For Us, By Us, Because of Us: Why Remembering Black Excellence Still Matters
- MLBC
- Feb 3
- 2 min read
By: Chairman Kabir Karriem, Mississippi Legislative Black Caucus
In a loud, fast, and often unforgiving world, history can feel distant, but forgetting our history is not neutral. Memory is power and celebration is resistance.
Our story in America did not begin in chains. It passed through them. The past holds the scars of enslavement, lynching, Jim Crow, voter suppression, redlining, mass incarceration, and stolen opportunity. Yet even in that pain, there is brilliance. There is excellence. We survived what was designed to break us, and we built what others said we could not.
From fields where our ancestors whispered prayers into the soil, to classrooms they were told they could not enter, to ballot boxes they fought and bled to reach, Black excellence has never been accidental. It has always been intentional.
Scripture reminds us in Deuteronomy 6:12: “Be careful that you do not forget.” Forgetting where you come from makes it easier to lose sight of where you are going. For Black communities, history is not just about the past—it is a blueprint for survival and a roadmap to freedom.
Today, we must be honest about the present. Across this country, including here in Mississippi, there are organized efforts to roll back hard-fought gains. While proclamations honoring Black history may remain on paper, policy decisions increasingly seek to narrow how our history is taught, discussed, and understood—especially in public schools. Books are banned. Lessons are softened. The brutality of the past is reframed as “controversial,” and Black achievement is treated as optional.
This is not a coincidence. When truth becomes inconvenient, it is often the first thing targeted. That is precisely why celebration matters.
Celebrating Black excellence is not arrogance. It is affirmation. It tells our children and our communities that our lives are rooted in resilience, creativity, and purpose.
Hebrews 12:1 speaks of a “great cloud of witnesses.” We do not stand alone. We are surrounded by those—named and unnamed—whose sacrifices laid the foundation we now occupy. And Jeremiah 29:11 reminds us that hope and a future remain part of God’s promise.

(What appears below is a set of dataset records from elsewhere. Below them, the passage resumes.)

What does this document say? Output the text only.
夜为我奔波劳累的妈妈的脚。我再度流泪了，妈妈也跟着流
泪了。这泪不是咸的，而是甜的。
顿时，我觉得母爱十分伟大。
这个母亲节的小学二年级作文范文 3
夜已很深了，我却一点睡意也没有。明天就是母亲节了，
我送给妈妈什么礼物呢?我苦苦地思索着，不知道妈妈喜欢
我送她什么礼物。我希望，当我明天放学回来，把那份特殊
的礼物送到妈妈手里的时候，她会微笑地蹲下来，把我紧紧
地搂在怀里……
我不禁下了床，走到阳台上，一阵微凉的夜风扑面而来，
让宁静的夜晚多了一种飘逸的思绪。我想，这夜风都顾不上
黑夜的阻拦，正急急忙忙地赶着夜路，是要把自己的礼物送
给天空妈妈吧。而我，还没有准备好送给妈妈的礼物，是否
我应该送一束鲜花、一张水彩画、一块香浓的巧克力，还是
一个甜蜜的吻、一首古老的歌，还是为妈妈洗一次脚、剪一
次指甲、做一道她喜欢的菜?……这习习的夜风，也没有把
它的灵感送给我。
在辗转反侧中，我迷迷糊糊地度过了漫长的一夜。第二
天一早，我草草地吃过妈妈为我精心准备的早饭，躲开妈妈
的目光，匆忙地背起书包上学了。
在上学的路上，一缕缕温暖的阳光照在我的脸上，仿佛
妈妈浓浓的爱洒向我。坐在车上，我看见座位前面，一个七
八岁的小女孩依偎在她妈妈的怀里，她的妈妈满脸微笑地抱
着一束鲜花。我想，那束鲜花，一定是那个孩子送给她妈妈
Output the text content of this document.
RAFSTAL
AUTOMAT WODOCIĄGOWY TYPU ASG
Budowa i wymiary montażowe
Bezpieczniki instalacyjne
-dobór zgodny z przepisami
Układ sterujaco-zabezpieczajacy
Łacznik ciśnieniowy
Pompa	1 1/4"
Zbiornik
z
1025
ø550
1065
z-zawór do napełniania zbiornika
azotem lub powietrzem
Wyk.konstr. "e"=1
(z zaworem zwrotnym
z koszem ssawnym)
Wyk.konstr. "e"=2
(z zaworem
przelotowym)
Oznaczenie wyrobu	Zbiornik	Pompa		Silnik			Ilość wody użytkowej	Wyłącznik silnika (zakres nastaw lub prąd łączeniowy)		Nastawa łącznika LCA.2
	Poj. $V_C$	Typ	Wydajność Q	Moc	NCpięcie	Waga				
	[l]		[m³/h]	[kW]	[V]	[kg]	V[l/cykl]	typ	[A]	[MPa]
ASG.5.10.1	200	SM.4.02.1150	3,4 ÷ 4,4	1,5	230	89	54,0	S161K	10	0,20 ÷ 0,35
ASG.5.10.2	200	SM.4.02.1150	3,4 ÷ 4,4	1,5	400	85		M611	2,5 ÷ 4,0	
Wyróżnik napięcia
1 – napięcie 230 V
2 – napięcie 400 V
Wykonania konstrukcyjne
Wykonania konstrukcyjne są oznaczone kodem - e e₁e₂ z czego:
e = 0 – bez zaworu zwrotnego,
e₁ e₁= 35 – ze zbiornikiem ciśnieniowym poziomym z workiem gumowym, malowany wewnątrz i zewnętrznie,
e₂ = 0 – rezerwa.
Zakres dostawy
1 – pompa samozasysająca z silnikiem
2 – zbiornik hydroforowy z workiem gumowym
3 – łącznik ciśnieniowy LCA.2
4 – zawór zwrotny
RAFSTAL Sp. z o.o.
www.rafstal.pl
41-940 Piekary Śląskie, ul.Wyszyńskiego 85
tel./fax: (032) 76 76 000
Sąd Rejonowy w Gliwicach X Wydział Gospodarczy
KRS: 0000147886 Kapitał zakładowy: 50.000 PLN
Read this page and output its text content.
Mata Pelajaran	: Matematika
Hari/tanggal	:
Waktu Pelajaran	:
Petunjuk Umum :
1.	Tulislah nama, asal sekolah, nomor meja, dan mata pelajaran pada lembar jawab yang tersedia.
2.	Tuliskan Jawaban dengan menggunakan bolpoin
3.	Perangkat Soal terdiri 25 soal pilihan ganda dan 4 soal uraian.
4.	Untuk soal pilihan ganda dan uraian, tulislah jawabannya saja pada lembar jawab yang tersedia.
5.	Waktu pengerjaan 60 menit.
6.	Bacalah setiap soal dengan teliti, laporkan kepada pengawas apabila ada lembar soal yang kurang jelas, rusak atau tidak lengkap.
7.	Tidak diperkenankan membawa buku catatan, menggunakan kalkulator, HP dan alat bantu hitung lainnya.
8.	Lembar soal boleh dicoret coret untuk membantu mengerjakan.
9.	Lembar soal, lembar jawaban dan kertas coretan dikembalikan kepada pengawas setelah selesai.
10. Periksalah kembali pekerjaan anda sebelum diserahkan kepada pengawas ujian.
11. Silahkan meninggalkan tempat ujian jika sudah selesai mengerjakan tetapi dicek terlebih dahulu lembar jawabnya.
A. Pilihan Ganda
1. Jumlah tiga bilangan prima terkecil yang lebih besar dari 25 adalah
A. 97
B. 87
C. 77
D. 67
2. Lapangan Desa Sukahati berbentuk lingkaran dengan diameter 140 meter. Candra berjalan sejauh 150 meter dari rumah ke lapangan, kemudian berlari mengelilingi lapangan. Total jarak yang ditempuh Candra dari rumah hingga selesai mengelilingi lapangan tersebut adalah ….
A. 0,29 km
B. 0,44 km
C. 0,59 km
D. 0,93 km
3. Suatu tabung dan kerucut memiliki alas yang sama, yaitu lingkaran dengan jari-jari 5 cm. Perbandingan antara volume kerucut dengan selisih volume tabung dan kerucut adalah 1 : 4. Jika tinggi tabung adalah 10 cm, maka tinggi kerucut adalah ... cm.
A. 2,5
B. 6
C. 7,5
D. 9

Mississippi understands both the weight of history and the urgency of truth as this state has always shaped the moral direction of this nation. Magnolia soil holds unspeakable pain, but it also carries the brilliance of freedom fighters, educators, faith leaders, artists, organizers, and lawmakers who refused to surrender their dignity.
Remembering our history and celebrating Black excellence here is necessary and essential for when people know their worth, honor their ancestors, and walk boldly in excellence, they do more than change their own lives. They help redeem the promise of this state and move the nation closer to justice.
The past is painful. The present is precarious. Yet, the future is still free—free because others paid a price, free because truth still matters, and free because excellence lives within us.
Our story is unfinished and the next chapter is being written now. Will you help write the story?
Rep. Kabir Karriem serves in the Mississippi House of Representatives representing District 41. This editorial was published in www.thepeoplespaperms.com.